6. The Stephansdom is Vienna’s most important cathedral. Currently undergoing restoration, its unique tiled roof gives it a special place among religious landmarks. And unlike many cathedrals in Europe, it is still an active place of worship. The faithful regularly crowd two altars on either side of the entrance, and Saturday night mass is well-attended. Whether you are religious or not, go just to appreciate the high, vaulted ceilings, the dimly-lit interior and the hundreds of flickering candles.
7. Not far from the Stephansdom is the Staatsoper, home of Vienna’s state opera. If you’re on a budget (or even if you’re not), tickets in the standing-room only section at the back are a great way to see a production. Arrive at the box office an hour and a half or two hours before the show, and you can get a ticket for just €4. This ticket will allow you to reserve a place in the back where you can lean against a metal bar with translation screens attached.

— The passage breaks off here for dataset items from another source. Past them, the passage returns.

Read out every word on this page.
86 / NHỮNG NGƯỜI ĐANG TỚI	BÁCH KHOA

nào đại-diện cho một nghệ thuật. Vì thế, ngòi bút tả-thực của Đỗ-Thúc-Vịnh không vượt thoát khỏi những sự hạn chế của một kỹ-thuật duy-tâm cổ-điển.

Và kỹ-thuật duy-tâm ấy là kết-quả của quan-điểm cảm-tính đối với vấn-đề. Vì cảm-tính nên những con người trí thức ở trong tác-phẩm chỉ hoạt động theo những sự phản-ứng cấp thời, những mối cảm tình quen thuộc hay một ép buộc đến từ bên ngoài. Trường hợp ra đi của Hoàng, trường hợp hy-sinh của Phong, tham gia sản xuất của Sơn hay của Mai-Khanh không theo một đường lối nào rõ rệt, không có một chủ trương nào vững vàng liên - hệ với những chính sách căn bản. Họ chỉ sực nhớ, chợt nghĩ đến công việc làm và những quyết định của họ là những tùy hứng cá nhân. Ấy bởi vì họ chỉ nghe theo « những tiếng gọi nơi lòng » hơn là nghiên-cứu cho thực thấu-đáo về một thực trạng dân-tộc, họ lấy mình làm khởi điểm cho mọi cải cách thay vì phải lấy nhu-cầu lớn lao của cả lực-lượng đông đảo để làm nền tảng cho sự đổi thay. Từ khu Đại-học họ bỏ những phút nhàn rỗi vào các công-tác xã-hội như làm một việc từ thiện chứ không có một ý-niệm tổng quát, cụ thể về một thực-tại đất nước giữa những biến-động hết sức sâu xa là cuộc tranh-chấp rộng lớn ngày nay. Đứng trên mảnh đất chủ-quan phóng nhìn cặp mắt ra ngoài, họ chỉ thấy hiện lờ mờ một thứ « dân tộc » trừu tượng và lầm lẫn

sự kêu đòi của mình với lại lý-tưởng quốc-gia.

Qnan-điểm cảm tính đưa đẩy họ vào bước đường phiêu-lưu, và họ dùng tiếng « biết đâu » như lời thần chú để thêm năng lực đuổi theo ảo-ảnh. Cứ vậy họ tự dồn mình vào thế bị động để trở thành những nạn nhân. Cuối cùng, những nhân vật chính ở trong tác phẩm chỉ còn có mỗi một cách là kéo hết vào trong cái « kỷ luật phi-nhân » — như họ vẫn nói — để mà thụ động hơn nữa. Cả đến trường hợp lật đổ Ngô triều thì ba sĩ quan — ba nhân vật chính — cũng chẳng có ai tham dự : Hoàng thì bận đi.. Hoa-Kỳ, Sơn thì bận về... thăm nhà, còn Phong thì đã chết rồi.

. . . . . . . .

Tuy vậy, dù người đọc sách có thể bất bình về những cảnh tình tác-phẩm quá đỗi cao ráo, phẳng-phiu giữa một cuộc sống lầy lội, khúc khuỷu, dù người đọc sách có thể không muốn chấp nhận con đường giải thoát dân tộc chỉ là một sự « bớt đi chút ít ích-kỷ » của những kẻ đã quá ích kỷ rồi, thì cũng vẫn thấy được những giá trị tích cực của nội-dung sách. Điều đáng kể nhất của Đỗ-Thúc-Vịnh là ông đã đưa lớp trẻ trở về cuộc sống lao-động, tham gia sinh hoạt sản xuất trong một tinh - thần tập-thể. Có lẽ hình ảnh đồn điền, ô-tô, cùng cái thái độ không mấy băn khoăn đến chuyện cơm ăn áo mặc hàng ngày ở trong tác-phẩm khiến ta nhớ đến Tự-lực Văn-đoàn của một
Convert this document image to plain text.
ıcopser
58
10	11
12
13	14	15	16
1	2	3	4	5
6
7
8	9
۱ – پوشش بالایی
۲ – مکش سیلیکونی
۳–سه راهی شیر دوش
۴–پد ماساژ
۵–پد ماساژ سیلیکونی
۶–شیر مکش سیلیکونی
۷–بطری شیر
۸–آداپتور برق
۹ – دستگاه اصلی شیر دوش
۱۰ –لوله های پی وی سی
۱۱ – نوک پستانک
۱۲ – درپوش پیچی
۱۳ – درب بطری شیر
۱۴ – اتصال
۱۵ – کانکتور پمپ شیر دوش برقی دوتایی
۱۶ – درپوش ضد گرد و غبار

Bring a scarf to tie around the bar, then go for food or wander around the opera house.
8. Schönbrunn is an absolute must for any visitor to Vienna. The Hapsburg’s summer palace is gorgeously decorated, and the grounds offer a plethora of attractions that can be seen using a number of different ticket options. Even if you don’t purchase a combined ticket, make sure to take the Grand Tour instead of the Imperial tour—you see 18 additional rooms for just a few more euros.
9. The Belvedere is another important museum in Vienna. Fans of Gustav Klimt should clear their schedules for a visit in order to see his most famous work, “The Kiss,” as well as several of his other well-known paintings (including two that were unfinished at the time of his death). The museum houses a diverse collection ranging from the medieval period to the 21st century, and is divided into two parts—the Oberes (Upper) Belvedere, and the Unteres (Lower) Belvedere. The Oberes Belvedere contains paintings and sculpture from all of the above periods (including Klimt’s work), while the Unteres Belvedere is home to Prince Eugene’s state rooms, a contemporary art collection and an orangery. Klimt devotees can also visit the Secession, headquarters of the Jugendstil movement and the home of his famous “Beethoven Frieze.”
10. Vienna’s public transportation system is excellent. The city has so much to see and the U-Bahn (subway) and trams make it easy. If you’re staying for a few days, check into getting a Wien karte (Vienna Card) that gives you three days of free travel on public transport and four days of reduced rates at museums, theaters and cafes.
Hungry for good food? Try Café Westend, just across from the Westbahnhof on Mariahilfer Strasse. For a funkier (and smokier) vibe, check out Café Alt Wien at Bäckerstraße 9 in the Innere Stadt. And be sure to grab a steaming mug of apfelpunsch at any Christkindlmarkt. For food on the go, head to the kebap stand just down from the Westbahnhof on Mariahilfer Strasse.
If you’re on a budget, you’ll probably stay outside of the city center. Hostel Ruthensteiner is an excellent choice. It’s just a 5 minute walk from the Westbahnhof station, where you can catch trains, buses, trams and the U-Bahn.